The most interesting thing for me was watching the robot arm drawing the image of a sitter that had been photographed. The artist Patrick Tresset used a computerised system to capture the image. As we arrived, it was drawing a young woman and next in line was a young girl. After watching for a while I put my name down and came back later. This idea has always fascinated me and I was interested to see the result.
I had to sit for a short series of photographs and then the robot arm proceeded to draw my image. The process took about twenty minutes and I was able to watch the image appear as program made decisions on where to add lines. What made it appear more involved, is that every now and again the arm stopped and the camera looked down at the drawing before the arm started to draw again.
My portrait started to take shape fairly quickly and I could see the likeness straight away. It then had the same problem artist's can have, there was a danger of overworking the image and loosing the likeness. Whether this was because of the program or the fact it was meant to work for the full twenty or so minutes,I don't know. I can see that in future artificial intelligence may be able to make these decisions however at this moment in time I'm not convinced.
After the robot had signed the picture and stopped, I was pleased to see that it had captured a likeness and my portrait was added to the wall of fame for a short spell, until eventually being replaced by future sitters.
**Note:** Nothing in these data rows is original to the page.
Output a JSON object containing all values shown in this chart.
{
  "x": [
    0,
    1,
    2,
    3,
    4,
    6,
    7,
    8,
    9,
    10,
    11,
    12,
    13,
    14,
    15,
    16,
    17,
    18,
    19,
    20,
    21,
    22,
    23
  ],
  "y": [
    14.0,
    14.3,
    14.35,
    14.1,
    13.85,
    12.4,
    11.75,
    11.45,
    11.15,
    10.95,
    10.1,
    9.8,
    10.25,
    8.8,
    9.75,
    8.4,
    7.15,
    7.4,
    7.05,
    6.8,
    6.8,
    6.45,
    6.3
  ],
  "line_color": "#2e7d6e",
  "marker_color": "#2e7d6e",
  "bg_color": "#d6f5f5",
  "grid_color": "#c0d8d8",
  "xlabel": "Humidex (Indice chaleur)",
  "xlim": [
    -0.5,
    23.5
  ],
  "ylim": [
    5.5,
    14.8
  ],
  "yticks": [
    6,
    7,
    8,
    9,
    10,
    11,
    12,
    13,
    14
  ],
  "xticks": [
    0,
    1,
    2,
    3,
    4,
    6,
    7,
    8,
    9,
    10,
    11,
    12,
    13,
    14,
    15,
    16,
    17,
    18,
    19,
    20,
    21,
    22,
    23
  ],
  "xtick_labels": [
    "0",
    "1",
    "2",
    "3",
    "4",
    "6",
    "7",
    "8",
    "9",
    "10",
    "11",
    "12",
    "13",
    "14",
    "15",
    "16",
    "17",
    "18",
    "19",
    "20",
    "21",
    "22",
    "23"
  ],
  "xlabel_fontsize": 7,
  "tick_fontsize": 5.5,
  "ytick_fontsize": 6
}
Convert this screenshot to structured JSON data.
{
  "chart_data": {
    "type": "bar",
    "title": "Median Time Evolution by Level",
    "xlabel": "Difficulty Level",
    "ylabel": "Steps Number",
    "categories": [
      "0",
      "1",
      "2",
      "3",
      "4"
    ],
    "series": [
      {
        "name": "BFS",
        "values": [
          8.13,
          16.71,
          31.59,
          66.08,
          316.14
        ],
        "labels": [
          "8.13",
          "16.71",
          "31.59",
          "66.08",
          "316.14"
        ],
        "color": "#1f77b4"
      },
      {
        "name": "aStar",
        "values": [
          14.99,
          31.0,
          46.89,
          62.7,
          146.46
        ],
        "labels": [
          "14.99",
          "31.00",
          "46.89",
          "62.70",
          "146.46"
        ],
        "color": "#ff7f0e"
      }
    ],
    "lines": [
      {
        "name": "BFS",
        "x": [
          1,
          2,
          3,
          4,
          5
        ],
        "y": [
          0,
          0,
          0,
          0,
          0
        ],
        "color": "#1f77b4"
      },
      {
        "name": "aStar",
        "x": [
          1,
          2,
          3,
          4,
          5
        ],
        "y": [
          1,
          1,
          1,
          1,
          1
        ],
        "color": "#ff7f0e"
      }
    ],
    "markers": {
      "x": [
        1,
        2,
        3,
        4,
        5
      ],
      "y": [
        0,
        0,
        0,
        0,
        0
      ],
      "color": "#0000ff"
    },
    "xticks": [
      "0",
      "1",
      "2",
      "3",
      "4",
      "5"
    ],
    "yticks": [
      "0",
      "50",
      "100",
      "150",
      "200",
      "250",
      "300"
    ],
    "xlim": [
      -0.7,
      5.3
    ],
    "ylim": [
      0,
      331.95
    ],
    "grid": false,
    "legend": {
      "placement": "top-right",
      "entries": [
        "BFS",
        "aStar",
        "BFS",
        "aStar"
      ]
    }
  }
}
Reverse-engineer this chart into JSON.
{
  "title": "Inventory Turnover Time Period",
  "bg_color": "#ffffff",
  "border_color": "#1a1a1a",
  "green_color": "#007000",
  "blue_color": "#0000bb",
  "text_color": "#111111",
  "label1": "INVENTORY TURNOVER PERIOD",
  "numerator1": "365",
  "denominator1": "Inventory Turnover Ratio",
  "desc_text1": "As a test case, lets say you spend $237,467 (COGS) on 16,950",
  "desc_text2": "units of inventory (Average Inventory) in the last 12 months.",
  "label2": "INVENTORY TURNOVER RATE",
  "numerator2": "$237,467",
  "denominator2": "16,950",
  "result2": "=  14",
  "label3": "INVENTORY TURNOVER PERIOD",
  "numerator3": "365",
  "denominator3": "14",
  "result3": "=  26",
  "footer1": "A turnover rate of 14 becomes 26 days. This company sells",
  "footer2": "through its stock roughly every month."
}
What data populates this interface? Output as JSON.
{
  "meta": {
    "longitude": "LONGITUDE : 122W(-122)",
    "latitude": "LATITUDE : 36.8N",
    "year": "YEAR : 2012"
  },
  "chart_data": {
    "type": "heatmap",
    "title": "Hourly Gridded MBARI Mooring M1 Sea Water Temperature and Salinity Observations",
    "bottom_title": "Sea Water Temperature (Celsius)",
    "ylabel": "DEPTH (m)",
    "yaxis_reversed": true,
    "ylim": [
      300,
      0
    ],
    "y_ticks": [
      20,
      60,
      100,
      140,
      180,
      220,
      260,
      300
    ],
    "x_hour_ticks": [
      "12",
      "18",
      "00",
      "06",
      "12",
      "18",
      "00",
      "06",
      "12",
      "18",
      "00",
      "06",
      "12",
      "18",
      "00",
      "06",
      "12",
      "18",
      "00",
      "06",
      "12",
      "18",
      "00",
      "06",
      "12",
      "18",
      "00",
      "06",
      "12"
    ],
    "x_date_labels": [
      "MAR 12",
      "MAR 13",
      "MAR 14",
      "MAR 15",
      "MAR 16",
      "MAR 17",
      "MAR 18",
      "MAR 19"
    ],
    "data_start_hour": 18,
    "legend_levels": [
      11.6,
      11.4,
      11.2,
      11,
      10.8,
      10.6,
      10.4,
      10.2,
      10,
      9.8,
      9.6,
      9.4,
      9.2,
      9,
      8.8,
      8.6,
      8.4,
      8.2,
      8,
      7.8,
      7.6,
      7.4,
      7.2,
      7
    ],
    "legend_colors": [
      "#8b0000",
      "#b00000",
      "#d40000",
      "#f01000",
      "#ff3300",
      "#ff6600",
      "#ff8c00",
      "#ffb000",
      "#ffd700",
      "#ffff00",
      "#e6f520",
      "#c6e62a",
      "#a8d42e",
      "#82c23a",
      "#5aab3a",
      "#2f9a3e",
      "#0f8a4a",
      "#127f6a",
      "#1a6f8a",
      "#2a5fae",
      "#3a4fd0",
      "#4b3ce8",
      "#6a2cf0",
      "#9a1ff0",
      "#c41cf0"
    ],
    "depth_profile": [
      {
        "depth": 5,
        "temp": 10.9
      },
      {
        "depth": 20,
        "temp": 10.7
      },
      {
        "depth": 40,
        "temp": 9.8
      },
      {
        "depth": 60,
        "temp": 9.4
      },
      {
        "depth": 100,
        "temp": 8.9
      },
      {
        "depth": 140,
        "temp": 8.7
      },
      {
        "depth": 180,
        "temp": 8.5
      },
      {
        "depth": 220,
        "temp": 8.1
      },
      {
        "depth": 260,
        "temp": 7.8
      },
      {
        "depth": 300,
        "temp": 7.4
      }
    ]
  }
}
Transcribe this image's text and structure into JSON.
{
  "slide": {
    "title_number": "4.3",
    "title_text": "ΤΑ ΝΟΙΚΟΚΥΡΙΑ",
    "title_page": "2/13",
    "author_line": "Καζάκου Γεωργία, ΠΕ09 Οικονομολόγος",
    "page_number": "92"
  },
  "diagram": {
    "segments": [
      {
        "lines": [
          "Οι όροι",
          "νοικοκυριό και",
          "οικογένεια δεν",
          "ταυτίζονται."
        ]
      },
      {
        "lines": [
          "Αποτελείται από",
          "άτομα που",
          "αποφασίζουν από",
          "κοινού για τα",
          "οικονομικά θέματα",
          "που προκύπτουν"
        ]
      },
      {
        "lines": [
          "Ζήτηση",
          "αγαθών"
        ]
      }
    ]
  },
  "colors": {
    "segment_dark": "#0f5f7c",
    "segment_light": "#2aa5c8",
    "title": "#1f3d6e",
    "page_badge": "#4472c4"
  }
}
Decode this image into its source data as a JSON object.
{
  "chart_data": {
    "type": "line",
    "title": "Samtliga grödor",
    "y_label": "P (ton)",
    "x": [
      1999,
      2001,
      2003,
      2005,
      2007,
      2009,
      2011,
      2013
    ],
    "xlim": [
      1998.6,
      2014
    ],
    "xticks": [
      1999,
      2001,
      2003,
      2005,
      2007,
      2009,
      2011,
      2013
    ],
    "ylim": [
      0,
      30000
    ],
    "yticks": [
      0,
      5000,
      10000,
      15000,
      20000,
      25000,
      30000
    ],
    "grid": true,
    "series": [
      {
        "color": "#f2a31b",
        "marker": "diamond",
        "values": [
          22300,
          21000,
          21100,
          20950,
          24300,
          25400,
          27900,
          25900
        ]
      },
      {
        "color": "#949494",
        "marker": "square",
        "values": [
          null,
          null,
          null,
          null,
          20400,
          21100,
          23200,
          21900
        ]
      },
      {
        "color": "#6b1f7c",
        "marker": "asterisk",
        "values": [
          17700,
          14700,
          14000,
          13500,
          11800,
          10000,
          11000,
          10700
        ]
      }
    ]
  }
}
The friendly ladies, who were in charge of the exhibit, explained that all of the portraits would be sent to the artist for his collection.
A fascinating experience, which was enjoyable to be part of. Whether this will be the future I don't know. It isn't perfect at the moment and looking at the portraits of the two sitters before me, it captured their likeness but an observer would find that it had had problems with getting their age right as making the face fatter or thinner made them older or younger.
An enjoyable afternoon at the gallery and it's surprising how my impressions of an exhibition changed after a few days reflection on it. Although impressive, the term 'Smoke and Mirrors' comes to mind. The dark rooms and lighting by the gallery added to the overall impression and certainly changed the way people looked at the work, which may not have been as successful in different lighting.